Herr Sloterdijk recolecta, o bien inventa, una
tradición, no explicitada como tal y ergo encubierta por los operadores
académicos que ejecutan cierto monopolio de la crítica, un tipo de crítica
teorética. Tal tradición invisibilizada es, según la llama, la satírica, que al
contrario asume el riesgo de la lucha cuerpo a cuerpo y del ejercicio del argumentum ad personam. A aquel
criticismo propio del filosofema obligatorio, que se aprende en las academias,
lo describe como un “aburguesamiento de
la sátira”, de saco y corbata, cuyo reino confortable es “la crítica de la ideología”. La
ideología forma el tetraedro de la falsa conciencia (no más comillas): con la
mentira, el error y finalmente el cinismo. Estos pequeño-burgueses de la
denuncia asalariada cambian la risa por la teoría; la chapa Marx-Freud a trueque
del remoto legado diogenesiano –a saber: un materialismo pantomímico y una
ilustración grotesca.
Una linda frase en el
lenguaje sufrido de los filósofos doblados al español, acá: “El proceso veritativo se divide en una
falange discursiva altamente teorética y en una tropa de guerrilleros
satírico-literarios. Con Diógenes empieza en la filosofía europea la
resistencia contra el descartado juego del ‘discurso’”.

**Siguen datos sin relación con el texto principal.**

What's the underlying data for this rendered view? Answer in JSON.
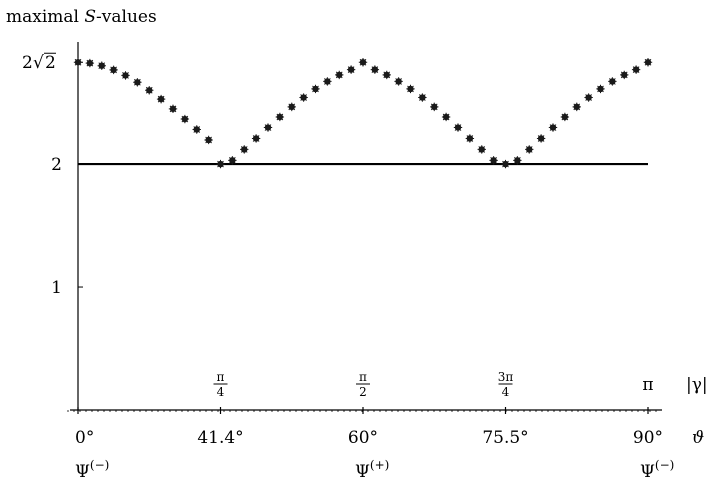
{
  "chart_data": {
    "type": "scatter",
    "title": "",
    "ylabel_prefix": "maximal ",
    "ylabel_var": "S",
    "ylabel_suffix": "-values",
    "xlabel_gamma": "|γ|",
    "xlabel_theta": "ϑ",
    "ylim": [
      0,
      2.83
    ],
    "xlim": [
      0,
      3.1416
    ],
    "yticks": [
      {
        "value": 1,
        "label": "1"
      },
      {
        "value": 2,
        "label": "2"
      },
      {
        "value": 2.828,
        "label_prefix": "2",
        "label_radical": "√",
        "label_radicand": "2"
      }
    ],
    "gamma_ticks": [
      {
        "value": 0.7854,
        "num": "π",
        "den": "4"
      },
      {
        "value": 1.5708,
        "num": "π",
        "den": "2"
      },
      {
        "value": 2.3562,
        "num": "3π",
        "den": "4"
      },
      {
        "value": 3.1416,
        "label": "π"
      }
    ],
    "theta_ticks": [
      {
        "value": 0,
        "label": "0°"
      },
      {
        "value": 0.7854,
        "label": "41.4°"
      },
      {
        "value": 1.5708,
        "label": "60°"
      },
      {
        "value": 2.3562,
        "label": "75.5°"
      },
      {
        "value": 3.1416,
        "label": "90°"
      }
    ],
    "state_labels": [
      {
        "value": 0,
        "base": "Ψ",
        "sup": "(−)"
      },
      {
        "value": 1.5708,
        "base": "Ψ",
        "sup": "(+)"
      },
      {
        "value": 3.1416,
        "base": "Ψ",
        "sup": "(−)"
      }
    ],
    "reference_line": {
      "y": 2
    },
    "series": [
      {
        "x": [
          0.0,
          0.0654,
          0.1309,
          0.1963,
          0.2618,
          0.3272,
          0.3927,
          0.4581,
          0.5236,
          0.589,
          0.6545,
          0.7199,
          0.7854,
          0.8508,
          0.9163,
          0.9817,
          1.0472,
          1.1126,
          1.1781,
          1.2435,
          1.309,
          1.3744,
          1.4399,
          1.5053,
          1.5708,
          1.6362,
          1.7017,
          1.7671,
          1.8326,
          1.898,
          1.9635,
          2.0289,
          2.0944,
          2.1598,
          2.2253,
          2.2907,
          2.3562,
          2.4216,
          2.4871,
          2.5525,
          2.618,
          2.6834,
          2.7489,
          2.8143,
          2.8798,
          2.9452,
          3.0107,
          3.0761,
          3.1416
        ],
        "y": [
          2.828,
          2.821,
          2.8,
          2.766,
          2.721,
          2.665,
          2.6,
          2.528,
          2.449,
          2.366,
          2.281,
          2.196,
          2.0,
          2.03,
          2.119,
          2.208,
          2.297,
          2.383,
          2.465,
          2.541,
          2.611,
          2.672,
          2.725,
          2.768,
          2.828,
          2.768,
          2.725,
          2.672,
          2.611,
          2.541,
          2.465,
          2.383,
          2.297,
          2.208,
          2.119,
          2.03,
          2.0,
          2.03,
          2.119,
          2.208,
          2.297,
          2.383,
          2.465,
          2.541,
          2.611,
          2.672,
          2.725,
          2.768,
          2.828
        ]
      }
    ]
  }
}
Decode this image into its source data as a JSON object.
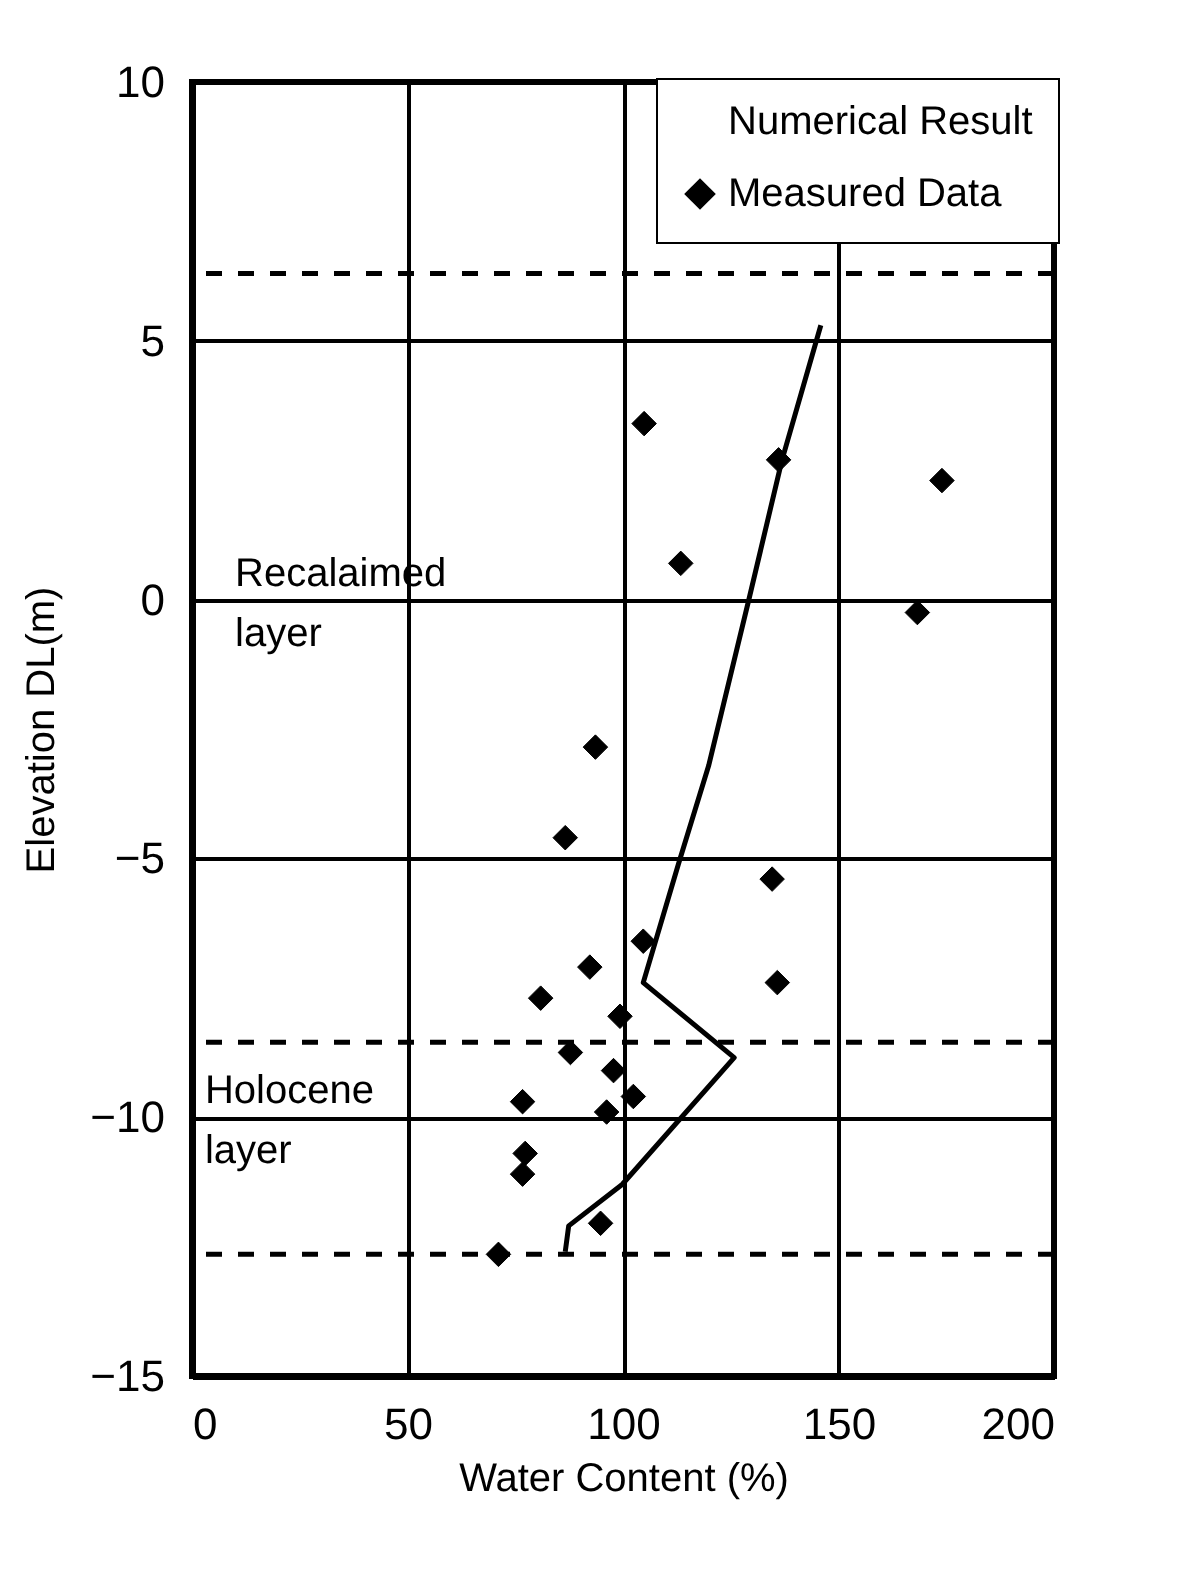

Diógenes hace un triángulo aterrador con
sus dos contrincantes más conocidos; aunque probablemente no tuviera contrincantes
específicos más allá del polítes, del
ciudadano, del hombre común darvinista –no hay cómo llamarlo–, del tipo que
siempre preferirá estar de uno u otro lado de la famosa dialéctica jegueliana;
el neurótico promedio, en otra jerga. Aquellos dos: Alejandro de Macedonia y
Aristocles –el filósofo conocido con el nick
“Platón” (que se podría traducir por Peucelle).
Curiosamente dos personajes célebres con una particular relación con las
sombras: el primero conocido por conquistar el mundo y por querer hacerle
sombra a Diógenes, quien lo espantó por tal motivo; el segundo célebre por
fracasar estrepitosamente como político (convertido en esclavo por querer
gobernar algo más que las almas de un grupúsculo de nerds), inventar casi casi la filosofía, y postular en su famosa
parábola del Antro que todos nosotros los no-filósofos (como dicen en la
facultad) sólo vemos las sombras de las cosas. Aquél dijo: “Si yo no fuera Alejandro sería Diógenes”.
Platón, por su parte, tipificó a Diógenes llamándolo “el Sócrates loco” (furioso o rabioso: Σωκράτης μαινόμενος).
Lo amaban. Si sus cavilaciones patológicas
(pensamiento en el sentido, más que de Artaud, del personaje de Seul contre
tous: el método crítico-paranoico en versión acto reflejo) hubiesen
prosperado lanzadas hacia la posteridad por fuera de sus cabezas, tal vez los
tendríamos como sujetos de esta aserción de Tadeys:
Dicen que envidio la
locura del otro.
Noticias de Platón como Padre del
Resentimiento Mundial encontrarás en cualquier recodo de Nietzsche. Y
Superhombres, salvo en Hollywood o algún nosocomio, no se han visto en ningún
otro refugio; de modo que la envidia debe de ser un motor bien eficaz de los
Alejandros regionales del orbe (¿Spinoza era el que llamaba a los políticos “impotentes que gobiernan con la tristeza”?).
Lindo triángulo, fuera del
saturado por papá y mamá, para ubicar al sujeto cualquiera que camina por este
mundo ganado por el cinismo moderno –como le llaman por oposición al clásico o
quinismo–: un poco Platón, un poco
Alejandro, un poco Diógenes. ¿Quién sería si no fuese ni uno ni el otro?
Poco se sabe qué quiere decir esta frase
pero es graciosa:
“¿No es Wittgenstein en
el fondo el Diógenes de la lógica moderna y Carnap el eremita de la empiria?”
Habiendo desaparecido, de acuerdo al justicialismo de los filósofos contemporáneos, tantas cosas –como v. gr. la
amistad, según un grafiti de Michel Foucault–, habrá que dar bien por
desaparecido a aquel cinismo basado en una especie de certeza que se medía con
¿Qué queda acá a la vuelta de estas dos
poses de la tradición? Nada. De un lado los hardcore-nerds del paper.
Del otro los trolls, fanáticos de la blogofobia.